Timothy D. Sini, District Attorney, Riverhead, NY (Karla Lato of counsel), for respondent.

Appeal by the defendant from a judgment of the County Court, Suffolk County (Stephen Braslow, J.), rendered January 21, 2020, convicting him of aggravated driving while intoxicated in violation of Vehicle and Traffic Law § 1192 (2-a) (b) (four counts), aggravated unlicensed operation of a motor vehicle in the first degree (two counts), driving while intoxicated in violation of Vehicle and Traffic Law § 1192 (2), driving while intoxicated in violation of Vehicle and Traffic Law § 1192 (3), endangering the welfare of a child (two counts), aggravated unlicensed operation of a motor vehicle in the third degree, failing to stop at a traffic control device, following too closely, and driving without a valid driver license, upon his plea of guilty, and imposing sentence.

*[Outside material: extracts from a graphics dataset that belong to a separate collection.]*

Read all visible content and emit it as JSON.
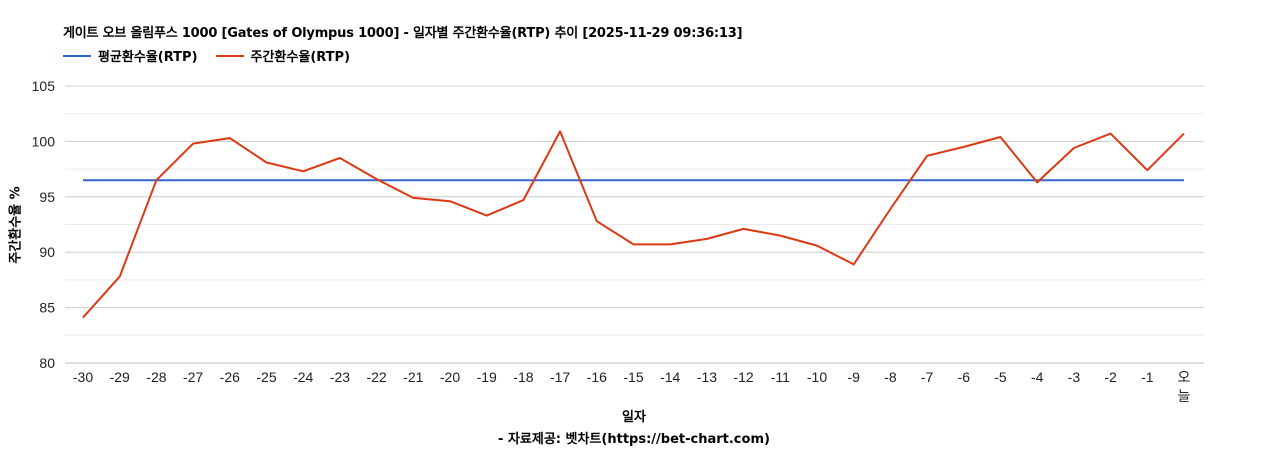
{
  "chart_data": {
    "type": "line",
    "title": "게이트 오브 올림푸스 1000 [Gates of Olympus 1000] - 일자별 주간환수율(RTP) 추이 [2025-11-29 09:36:13]",
    "xlabel": "일자",
    "ylabel": "주간환수율 %",
    "credit": "- 자료제공: 벳차트(https://bet-chart.com)",
    "ylim": [
      80,
      105
    ],
    "yticks": [
      80,
      85,
      90,
      95,
      100,
      105
    ],
    "grid": true,
    "legend_position": "top-left",
    "categories": [
      "-30",
      "-29",
      "-28",
      "-27",
      "-26",
      "-25",
      "-24",
      "-23",
      "-22",
      "-21",
      "-20",
      "-19",
      "-18",
      "-17",
      "-16",
      "-15",
      "-14",
      "-13",
      "-12",
      "-11",
      "-10",
      "-9",
      "-8",
      "-7",
      "-6",
      "-5",
      "-4",
      "-3",
      "-2",
      "-1",
      "오늘"
    ],
    "series": [
      {
        "name": "평균환수율(RTP)",
        "color": "#3366cc",
        "values": [
          96.5,
          96.5,
          96.5,
          96.5,
          96.5,
          96.5,
          96.5,
          96.5,
          96.5,
          96.5,
          96.5,
          96.5,
          96.5,
          96.5,
          96.5,
          96.5,
          96.5,
          96.5,
          96.5,
          96.5,
          96.5,
          96.5,
          96.5,
          96.5,
          96.5,
          96.5,
          96.5,
          96.5,
          96.5,
          96.5,
          96.5
        ]
      },
      {
        "name": "주간환수율(RTP)",
        "color": "#dc3912",
        "values": [
          84.1,
          87.8,
          96.5,
          99.8,
          100.3,
          98.1,
          97.3,
          98.5,
          96.6,
          94.9,
          94.6,
          93.3,
          94.7,
          100.9,
          92.8,
          90.7,
          90.7,
          91.2,
          92.1,
          91.5,
          90.6,
          88.9,
          93.9,
          98.7,
          99.5,
          100.4,
          96.3,
          99.4,
          100.7,
          97.4,
          100.7
        ]
      }
    ]
  }
}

Ordered that the judgment is affirmed.

The defendant was charged in a 14-count indictment with, among other crimes, two counts of aggravated unlicensed operation of a motor vehicle in the first degree (Vehicle and Traffic Law § 511 [3] [a] [i]) and one count of driving while intoxicated in violation of Vehicle and Traffic Law § 1192 (3). The defendant pleaded guilty to the entire indictment in exchange for a negotiated sentence. On appeal, the defendant contends that his conviction of driving while intoxicated in violation of Vehicle and Traffic Law § 1192 (3) should be reversed and that count of the indictment dismissed, in effect, because it is an inclusory concurrent count of aggravated unlicensed operation of a motor vehicle in the first degree (see CPL 300.40 [3] [b]).

The defendant's contention is without merit. CPL 300.40 (3) (b) provides in relevant part that, with respect to inclusory concurrent counts, "[a] verdict of guilty upon the greatest count submitted is deemed a dismissal of every lesser count submitted." That statute, however, "deals only with trials, and has no application to convictions obtained on [a] plea of guilty" (People v Walton, 41 NY2d 880, 880-881 [1977]). By contrast, CPL 220.10 (2) provides that, with exceptions not relevant here, "the defendant may as a matter of right enter a plea of 'guilty' to the entire indictment." The defendant may do so "even [where] a series of inclusory concurrent counts is involved" (People v Walton, 41 NY2d at 881; see CPL 220.10 [4] [c]; People v Cobb, 145 AD3d 738, 739 [2016]). Accordingly, there is no basis for disturbing the conviction. Mastro, J.P., Brathwaite Nelson, Iannacci and Genovesi, JJ., concur.